Being a publisher in the pot business has its perks. MJNewsNetwork specializes in covering the business of legal cannabis, including showcasing the emerging leaders in business and commerce. We are always on the lookout for the the hottest new pot products, and occasionally get the odd product sent to us for review.
Such was the case when some zealous Canadian PR folks found us online and asked us if we’d like to review the “Zeus Iceborn.” Thinking it was some sort of newfangled vaporizer, we agreed. A few weeks later the package arrived. Now I’m a design and packaging freak, so the first thing we noticed when we unwrapped the shipping envelope was that this was one expensively designed package.
The sleek black rectangular box reminded me of an Apple experience. Cool graphics grace the front panel emblazoned with “Zeus Iceborn”. Turning the box around, we read: “Complete Your Arsenal” TM with 2 Elvis TCB lightning bolts in either corner. What? On the back we meet a weird cartoon deity (Zeus?) with more lightning bolts shooting out of his hands as he squeezes the word “Zeus.” Underneath this World of Warcraft-like image reads, “Deep from the Blue/ I summon you/ To frost you be sworn/ become the Iceborn.”
Now, this back panel sort of took the whole thing down a level for me. First of all, I have no idea who the heck this Zeus is, and what he has to do with vaping cannabis. Second, the whole comic-book thing made me feel like this product was not targeting me.

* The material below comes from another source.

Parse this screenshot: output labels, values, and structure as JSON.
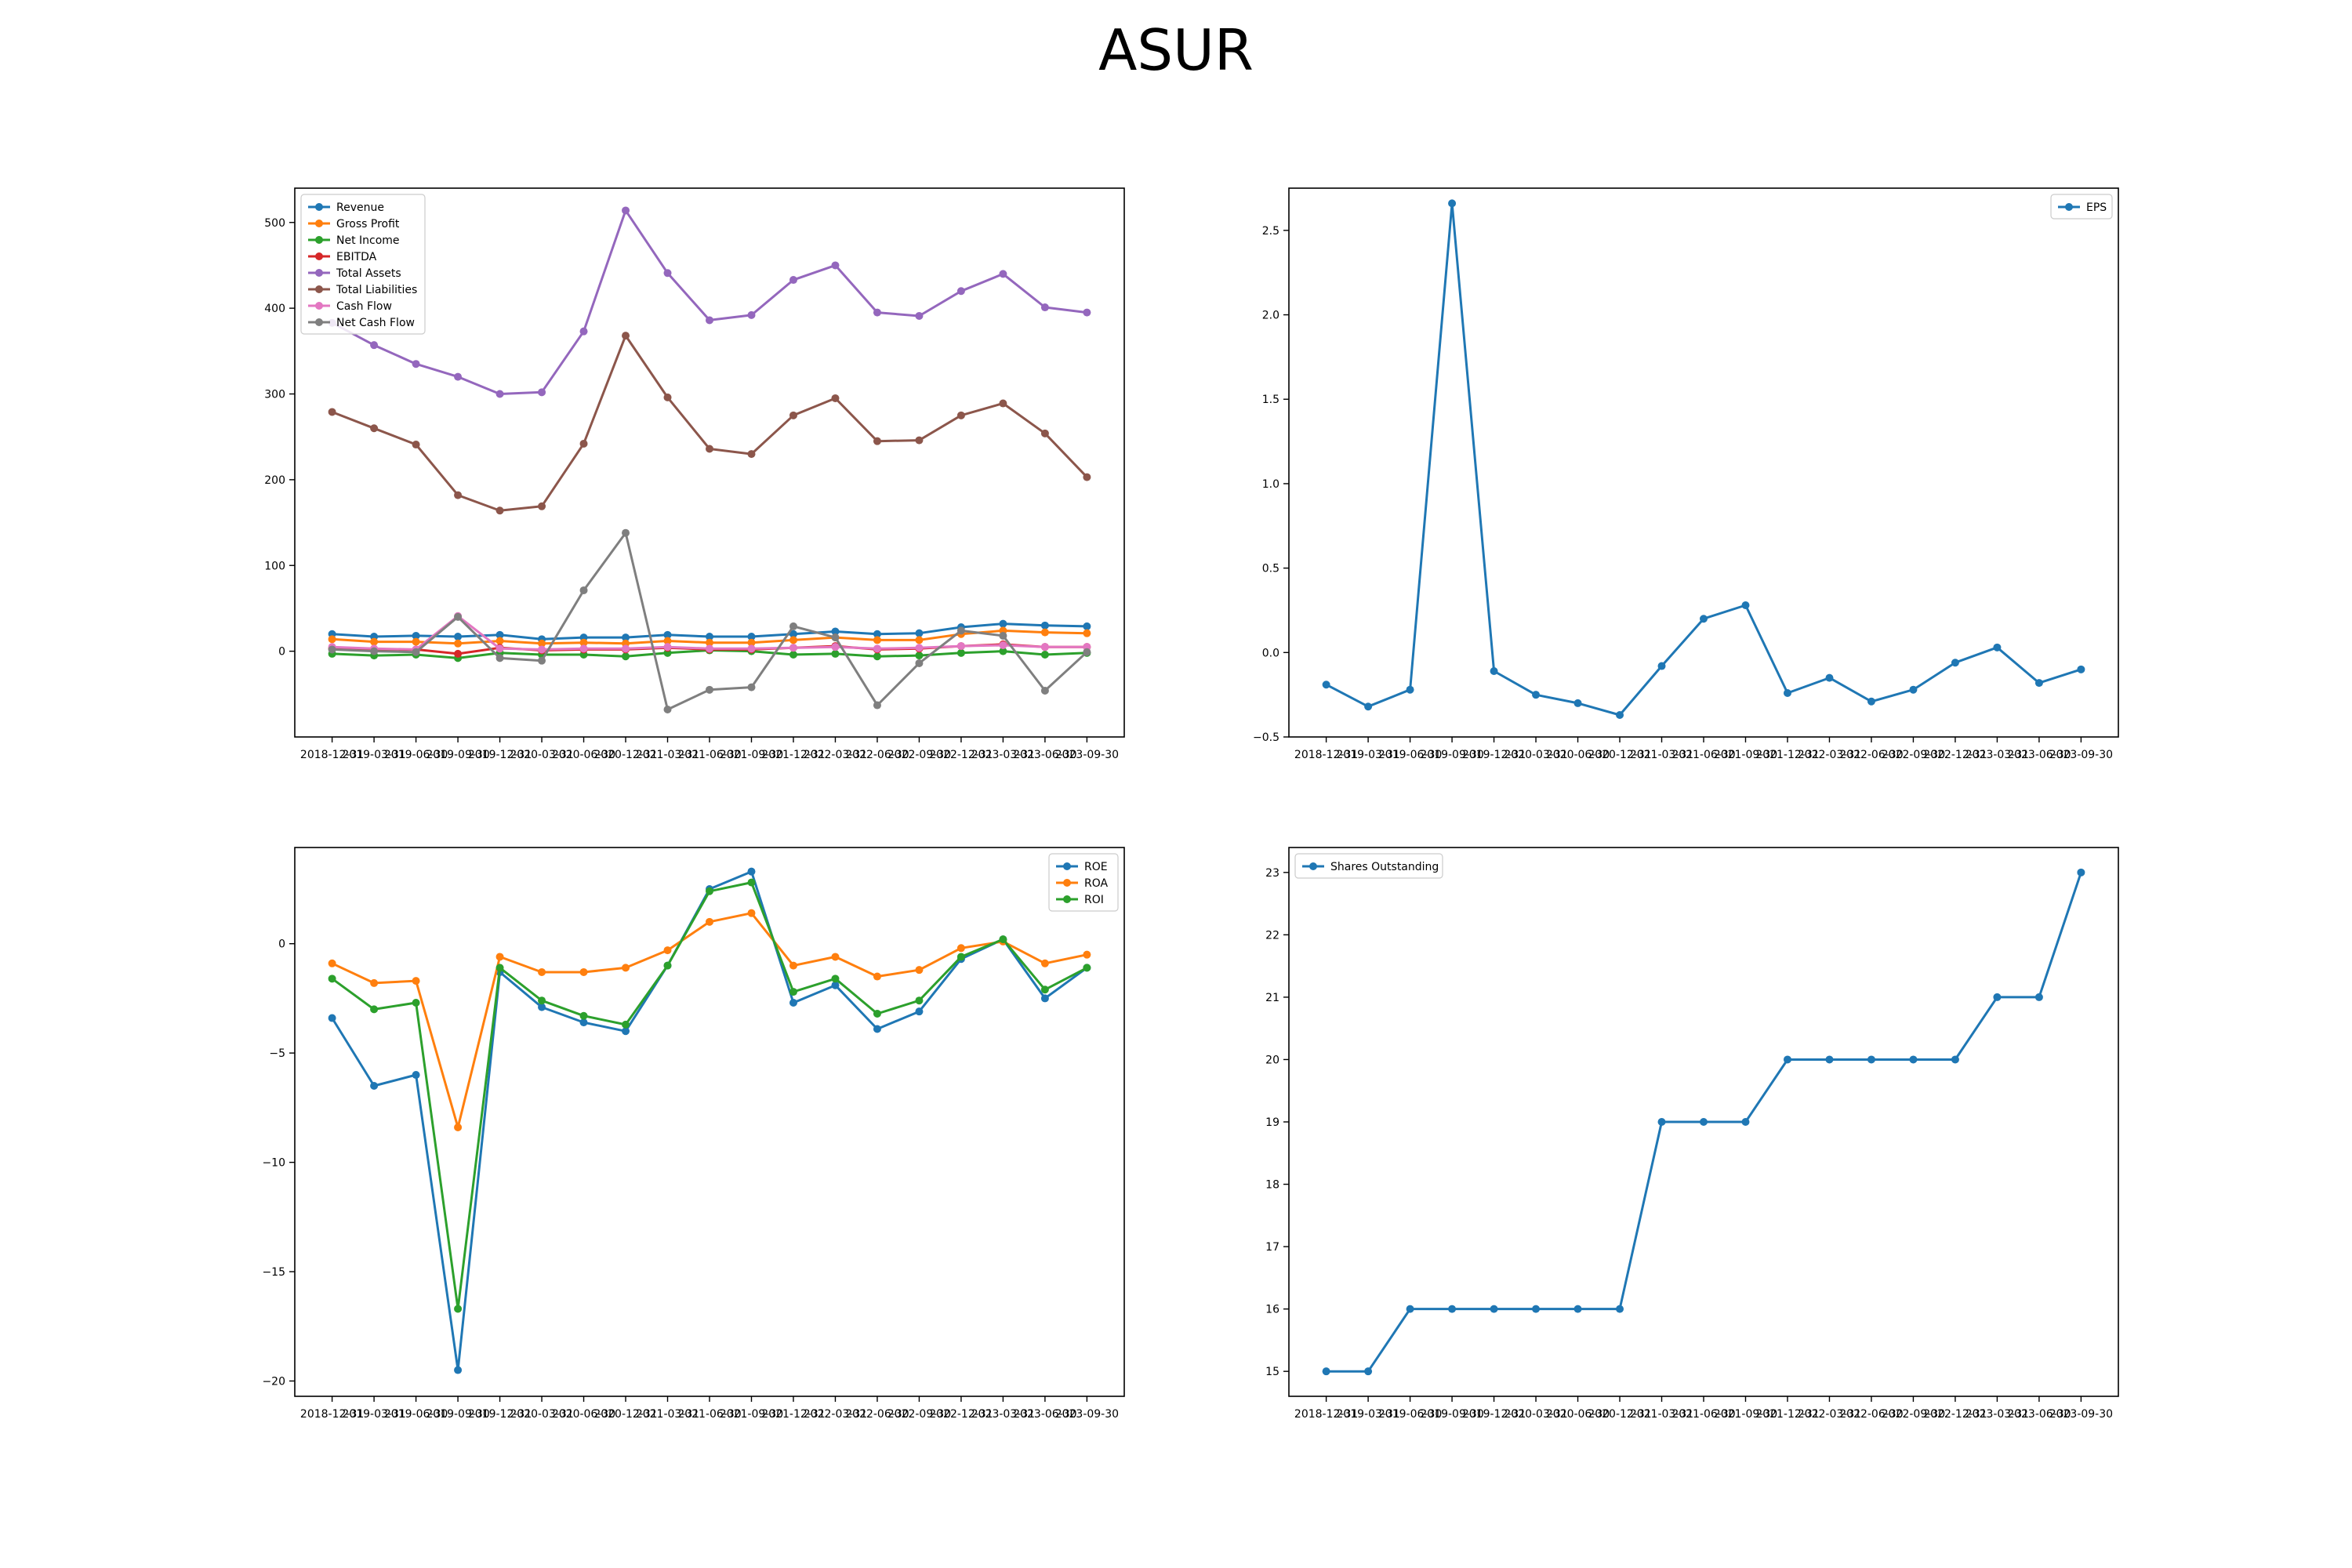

Fail number one: there is no way that a consumer would have any idea whatsoever as to the function of the Zeus Iceborn from the box. Really, there is nothing on the box that says what it is, or why anyone would want such a thing.

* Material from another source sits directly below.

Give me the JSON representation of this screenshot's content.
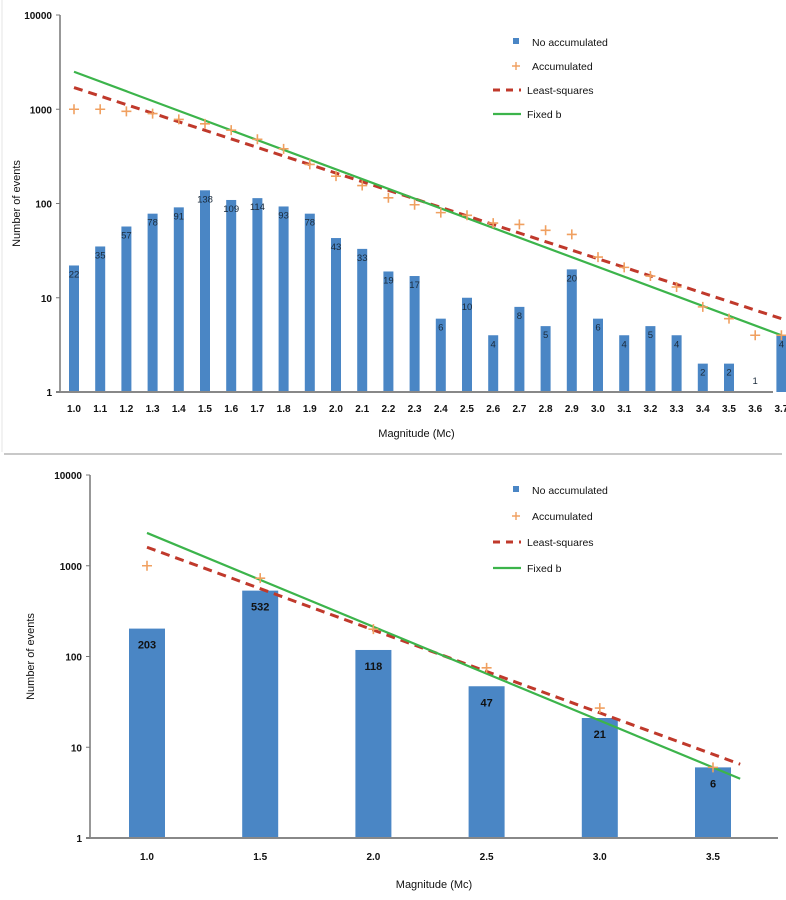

Upon opening the box – more intrigue. A 10-panel brochure describing how to clean and assemble the Zeus Iceborn. Clearly someone spent a whole lot of dough on the instructions as well as the packaging. Underneath the brochure is a plastic cup, which unscrews to reveal a few different aluminum tubes and a couple of washers. A separate compartment contains three different “whips” and a mouthpiece. Man, this thing is more complicated than an IKEA bookshelf. Interesting, but how does it work? And where do I put the weed? Back to the instructions.
I have to read the brochure again thoroughly before I finally figure it out. You fill the cup, and then put it in the freezer overnight. What? There goes instant gratification. And once the cup is frozen, it must be connected to a vaporizer before you can get high. But not just any vaporizer!
Fail number two: This devise does not work with any of the popular vaporizers that I have in my arsenal: neither the original Firefly, nor the first and second generation Pax nor my old school Volcano. It seems you need to have a Zeus vaporizer (apparently popular in Canada though I’ve never seen one here in Seattle) or some other fancy $600 Herbalizers with a whip attachment for this thing to work.
I give up, and put the elaborate device back in the box. As a 50-something pot smoker who only vapes occasionally, I have no use for the Zeus Iceborn. I’ve shown the Zeus Iceborn to several of my stoner peers, and while most were equally impressed with the production values of the packaging, they were also perplexed as to the utility. Fact: I even tried to give it away several times, but got no takers! So, who would buy the Zeus Iceborn? My best guess: gamer-obsessed geeky vape dudes with more dollars than sense.